Penolakan pemakaman jenazah korban Covid-19 juga terjadi di Kota Pasuruan, Jawa Timur. Untuk meyakinkan, Pelaksana Tugas Wali Kota Pasuruan Raharto Teno Prasetyo bahkan mencium kening petugas penggali makam.
Oleh
DAHLIA IRAWATI/ YOLA SASTRA/ Abdullah Fikri Ashri
·3 menit baca
PASURUAN, KOMPAS — Penolakan pemakaman jenazah korban Covid-19 juga terjadi di Kota Pasuruan, Jawa Timur. Untuk meyakinkan warga bahwa pemakaman dilakukan dengan prosedur yang aman, Pelaksana Tugas Wali Kota Pasuruan Raharto Teno Prasetyo bahkan mencium kening petugas penggali makam di Tempat Pemakaman Umum Gadingrejo.
”Warga yang takut dan tidak paham diprovokasi oleh provokator. Namun, setelah diberi penjelasan dan saya yakinkan, mereka akhirnya mengerti dan menerima pemakaman jenazah tersebut,” kata Teno, Senin (13/4/2020).
Peristiwa penolakan warga terjadi pada Jumat (10/4/2020) malam. Warga berunjuk rasa menolak jenazah agar tidak dimakamkan di lokasi dekat mereka. Jenazah laki-laki berusia 62 tahun yang meninggal akibat Covid-19 itu berasal dari Jakarta dan memiliki istri di Pasuruan.
Proses pemakaman rampung pada Sabtu dini hari. Teno berharap, meski dalam situasi pandemi, masyarakat tetap menjunjung tinggi nilai-nilai kemanusiaan. ”Tetap junjung tinggi nilai-nilai kemanusiaan. Agama kita mengajarkan kita harus memuliakan jenazah. Kita harus memakamkan jenazah dengan baik. Mari kita tempatkan kalau posisi jenazah itu adalah seperti kita atau keluarga kita,” ujarnya.
Di Padang, Sumatera Barat, penanganan Covid-19 oleh petugas paramedis terkendala keterbatasan alat pelindung diri (APD). Petugas kesehatan di sejumlah puskesmas terpaksa menggunakan jas hujan dalam pelayanan harian. Padahal, penggunaan APD lengkap sangat penting karena puskesmas merupakan tempat penapisan awal pasien Covid-19.
Di Puskesmas Pasar Ambacang, Kecamatan Kuranji, misalnya, petugas pelayanan harian menggunakan jas hujan plastik sebagai baju pelindung. Mereka juga menggunakan masker dan sarung tangan ketika melayani masyarakat. Kepala Puskesmas Pasar Ambacang Weni Fitria Nazulis mengatakan, saat ini puskesmas memiliki stok APD dari bantuan Dinas Kesehatan Padang, swasta, dan masyarakat.
Namun, stok itu lebih diprioritaskan untuk merujuk pasien dalam pengawasan (PDP), menelusuri kontak dekat, memantau orang dalam pemantauan (ODP), mengawasi perbatasan, dan kebutuhan darurat lainnya. Jika digunakan untuk pelayanan harian, stok APD bisa habis dalam sehari.

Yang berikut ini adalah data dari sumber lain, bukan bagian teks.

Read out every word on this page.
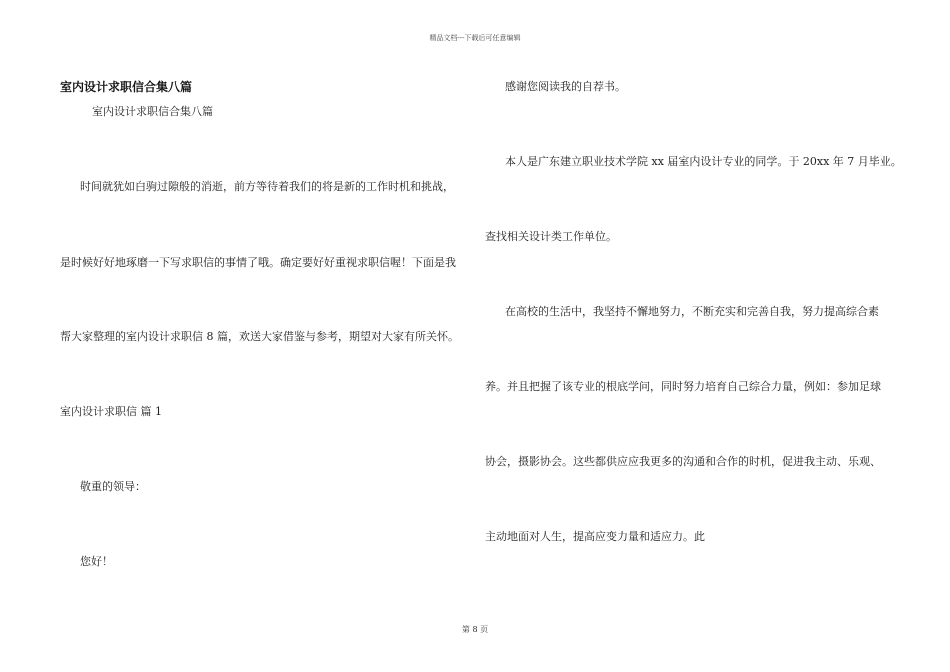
精品文档---下载后可任意编辑
室内设计求职信合集八篇
室内设计求职信合集八篇
时间就犹如白驹过隙般的消逝，前方等待着我们的将是新的工作时机和挑战，
是时候好好地琢磨一下写求职信的事情了哦。确定要好好重视求职信喔！下面是我
帮大家整理的室内设计求职信 8 篇，欢送大家借鉴与参考，期望对大家有所关怀。
室内设计求职信 篇 1
敬重的领导：
您好！
感谢您阅读我的自荐书。
本人是广东建立职业技术学院 xx 届室内设计专业的同学。于 20xx 年 7 月毕业。
查找相关设计类工作单位。
在高校的生活中，我坚持不懈地努力，不断充实和完善自我，努力提高综合素
养。并且把握了该专业的根底学问，同时努力培育自己综合力量，例如：参加足球
协会，摄影协会。这些都供应应我更多的沟通和合作的时机，促进我主动、乐观、
主动地面对人生，提高应变力量和适应力。此
第 8 页
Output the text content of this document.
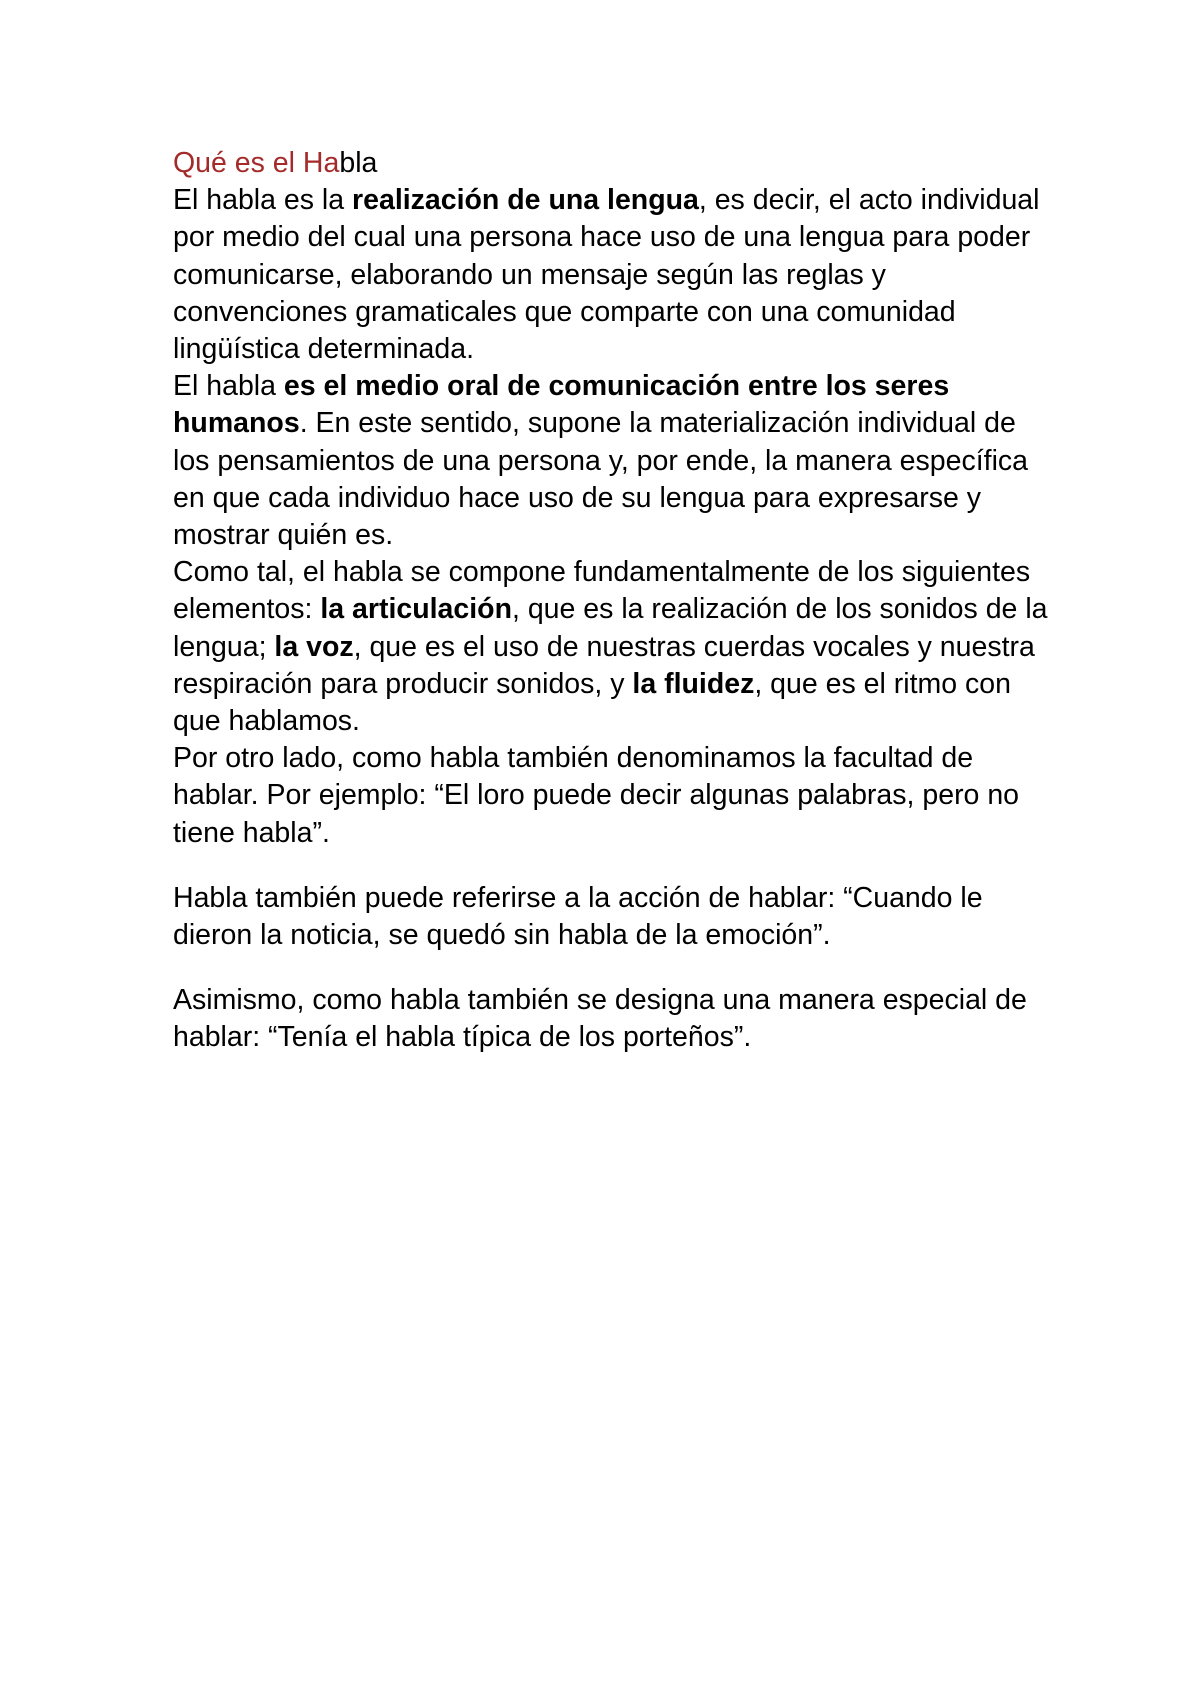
Qué es el Habla

El habla es la realización de una lengua, es decir, el acto individual por medio del cual una persona hace uso de una lengua para poder comunicarse, elaborando un mensaje según las reglas y convenciones gramaticales que comparte con una comunidad lingüística determinada.

El habla es el medio oral de comunicación entre los seres humanos. En este sentido, supone la materialización individual de los pensamientos de una persona y, por ende, la manera específica en que cada individuo hace uso de su lengua para expresarse y mostrar quién es.

Como tal, el habla se compone fundamentalmente de los siguientes elementos: la articulación, que es la realización de los sonidos de la lengua; la voz, que es el uso de nuestras cuerdas vocales y nuestra respiración para producir sonidos, y la fluidez, que es el ritmo con que hablamos.

Por otro lado, como habla también denominamos la facultad de hablar. Por ejemplo: “El loro puede decir algunas palabras, pero no tiene habla”.

Habla también puede referirse a la acción de hablar: “Cuando le dieron la noticia, se quedó sin habla de la emoción”.

Asimismo, como habla también se designa una manera especial de hablar: “Tenía el habla típica de los porteños”.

Jas hujan sebenarnya tak sesuai standar pelayanan kesehatan. Namun, bagaimana lagi, cuma itu yang ada.
Menurut Weni, semakin meningkatnya kasus positif di Padang membuat puskesmas kian waspada dalam memberikan pelayanan kesehatan. Oleh sebab itu, penggunaan baju pelindung harus diterapkan. Apalagi saat ini sudah banyak kasus penularan lokal dan beberapa di antaranya tanpa gejala. Bisa saja petugas tertular Covid-19 dari pasien yang berobat untuk penyakit lain.
Weni tidak dapat mengatakan bahwa penggunaan jas hujan sesuai dengan standar pelayanan kesehatan. Namun, penggunaan jas hujan setidaknya mengurangi risiko penularan Covid-19 melalui kontak fisik. Penggunaan jas hujan sebagai baju pelindung juga terjadi di Puskesmas Seberang Padang, Padang Selatan.
Kepala Puskesmas Seberang Padang Desy Susanty mengatakan, petugas pelayanan harian di bagian depan, seperti di loket pendaftaran, menggunakan jas hujan sebagai baju pelindung. Jas hujan digunakan karena stok APD terbatas. ”Jas hujan sebenarnya tak sesuai standar pelayanan kesehatan. Namun, bagaimana lagi, cuma itu yang ada,” kata Desy.